[Refactor] Add expert processed token count output for DispatchFFNCombine/DispatchFFNCombineBF16 (#6402)

### What this PR does / why we need it? Add New Output for Expert Token Count An additional output tensor expert_token_nums is added to both operators to meet the requirement of tracking token distribution among experts: Tensor Name: expert_token_nums Dimension: 1D tensor Shape: (local_expert_num,) Data Type: int32 Semantics: Represents the number of tokens actually received by each expert on the current card. ### Does this PR introduce _any_ user-facing change? ### How was this patch tested? - vLLM version: v0.14.1 - vLLM main: dc917cceb8 --------- Signed-off-by: guanguan0308 <1546542263@qq.com> Signed-off-by: guanguan0308 <162653673+guanguan0308@users.noreply.github.com>
2026-02-03 10:41:06 +08:00
parent 26b83f8bde
commit dffac6db73
18 changed files with 97 additions and 84 deletions
--- a/vllm_ascend/ops/fused_moe/moe_comm_method.py
+++ b/vllm_ascend/ops/fused_moe/moe_comm_method.py
@@ -315,6 +315,7 @@ class FusedMC2CommImpl(MoECommMethod):
        expert_tokens = None
        if envs_ascend.VLLM_ASCEND_ENABLE_FUSED_MC2 == 1:
            out = torch.empty_like(hidden_states)

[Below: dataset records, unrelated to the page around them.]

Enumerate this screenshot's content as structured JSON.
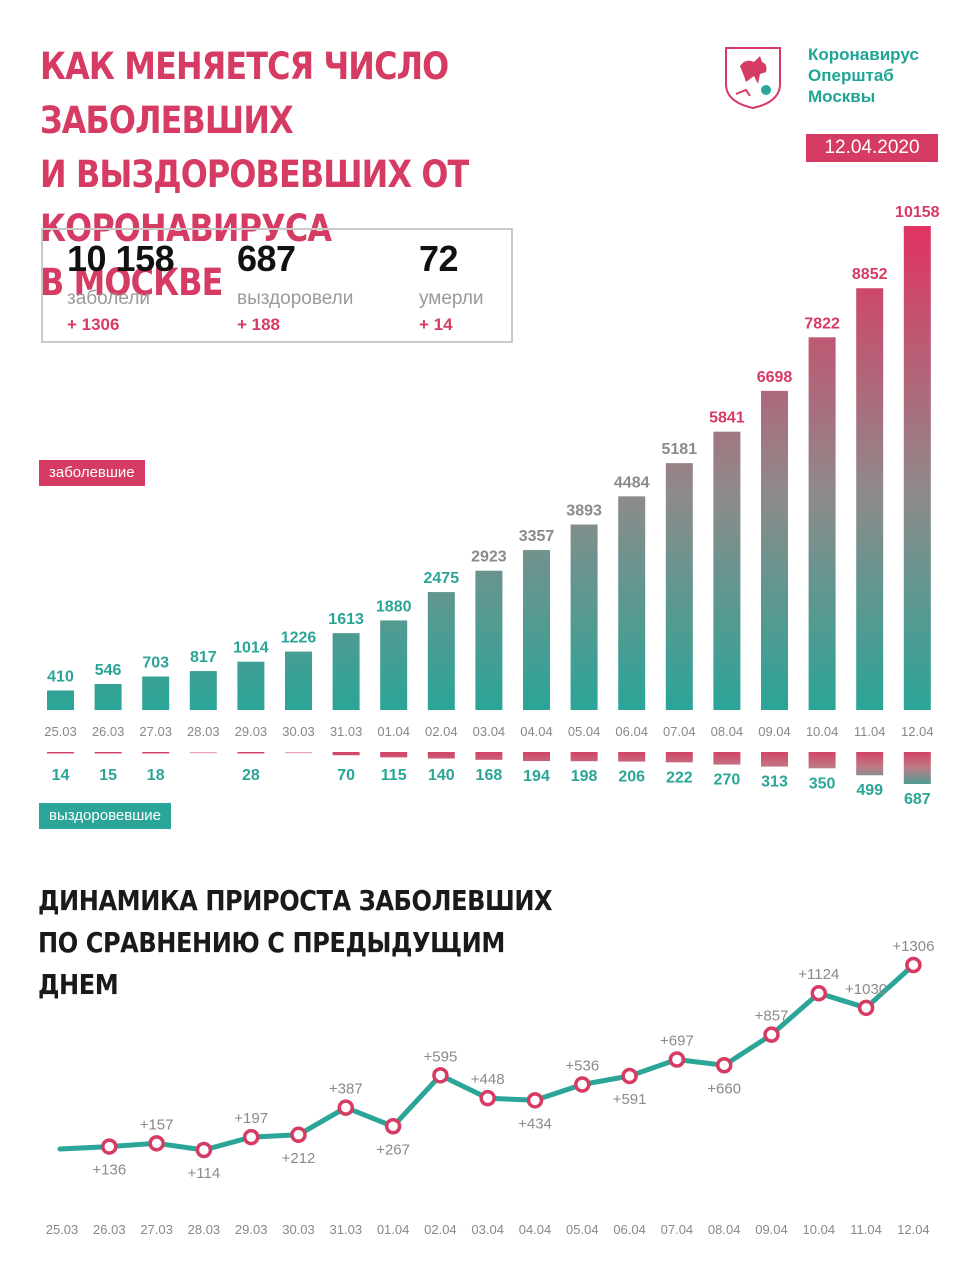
{
  "header": {
    "title": "КАК МЕНЯЕТСЯ ЧИСЛО ЗАБОЛЕВШИХ\nИ ВЫЗДОРОВЕВШИХ ОТ КОРОНАВИРУСА\nВ МОСКВЕ",
    "brand": "Коронавирус\nОперштаб\nМосквы",
    "date": "12.04.2020"
  },
  "summary": {
    "infected": {
      "value": "10 158",
      "label": "заболели",
      "delta": "+ 1306"
    },
    "recovered": {
      "value": "687",
      "label": "выздоровели",
      "delta": "+ 188"
    },
    "died": {
      "value": "72",
      "label": "умерли",
      "delta": "+ 14"
    }
  },
  "legend": {
    "infected": "заболевшие",
    "recovered": "выздоровевшие"
  },
  "colors": {
    "accent": "#d63b63",
    "teal": "#2aa597"
  },
  "chart_data": [
    {
      "type": "bar",
      "categories": [
        "25.03",
        "26.03",
        "27.03",
        "28.03",
        "29.03",
        "30.03",
        "31.03",
        "01.04",
        "02.04",
        "03.04",
        "04.04",
        "05.04",
        "06.04",
        "07.04",
        "08.04",
        "09.04",
        "10.04",
        "11.04",
        "12.04"
      ],
      "series": [
        {
          "name": "заболевшие",
          "values": [
            410,
            546,
            703,
            817,
            1014,
            1226,
            1613,
            1880,
            2475,
            2923,
            3357,
            3893,
            4484,
            5181,
            5841,
            6698,
            7822,
            8852,
            10158
          ]
        },
        {
          "name": "выздоровевшие",
          "values": [
            14,
            15,
            18,
            null,
            28,
            null,
            70,
            115,
            140,
            168,
            194,
            198,
            206,
            222,
            270,
            313,
            350,
            499,
            687
          ]
        }
      ],
      "ylim": [
        0,
        10158
      ]
    },
    {
      "type": "line",
      "title": "ДИНАМИКА ПРИРОСТА ЗАБОЛЕВШИХ\nПО СРАВНЕНИЮ С ПРЕДЫДУЩИМ ДНЕМ",
      "categories": [
        "25.03",
        "26.03",
        "27.03",
        "28.03",
        "29.03",
        "30.03",
        "31.03",
        "01.04",
        "02.04",
        "03.04",
        "04.04",
        "05.04",
        "06.04",
        "07.04",
        "08.04",
        "09.04",
        "10.04",
        "11.04",
        "12.04"
      ],
      "values": [
        null,
        136,
        157,
        114,
        197,
        212,
        387,
        267,
        595,
        448,
        434,
        536,
        591,
        697,
        660,
        857,
        1124,
        1030,
        1306
      ],
      "labels": [
        "",
        "+136",
        "+157",
        "+114",
        "+197",
        "+212",
        "+387",
        "+267",
        "+595",
        "+448",
        "+434",
        "+536",
        "+591",
        "+697",
        "+660",
        "+857",
        "+1124",
        "+1030",
        "+1306"
      ],
      "label_positions": [
        "",
        "below",
        "above",
        "below",
        "above",
        "below",
        "above",
        "below",
        "above",
        "above",
        "below",
        "above",
        "below",
        "above",
        "below",
        "above",
        "above",
        "above",
        "above"
      ]
    }
  ]
}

+            expert_token_nums = torch.zeros([self.moe_config.num_local_experts], dtype=torch.int32)
            torch.ops._C_ascend.dispatch_ffn_combine(  # type: ignore
                x=hidden_states,
                weight1=w1,
@@ -326,7 +327,9 @@ class FusedMC2CommImpl(MoECommMethod):
                group=self.token_dispatcher.moe_all_to_all_group_name,
                max_output_size=65536,
                out=out,
+                expert_token_nums=expert_token_nums,
            )
+            expert_tokens = expert_token_nums
        elif envs_ascend.VLLM_ASCEND_ENABLE_FUSED_MC2 == 2:
            assert expert_map is not None, "expert_map cannot be None."
            group_list_type = 1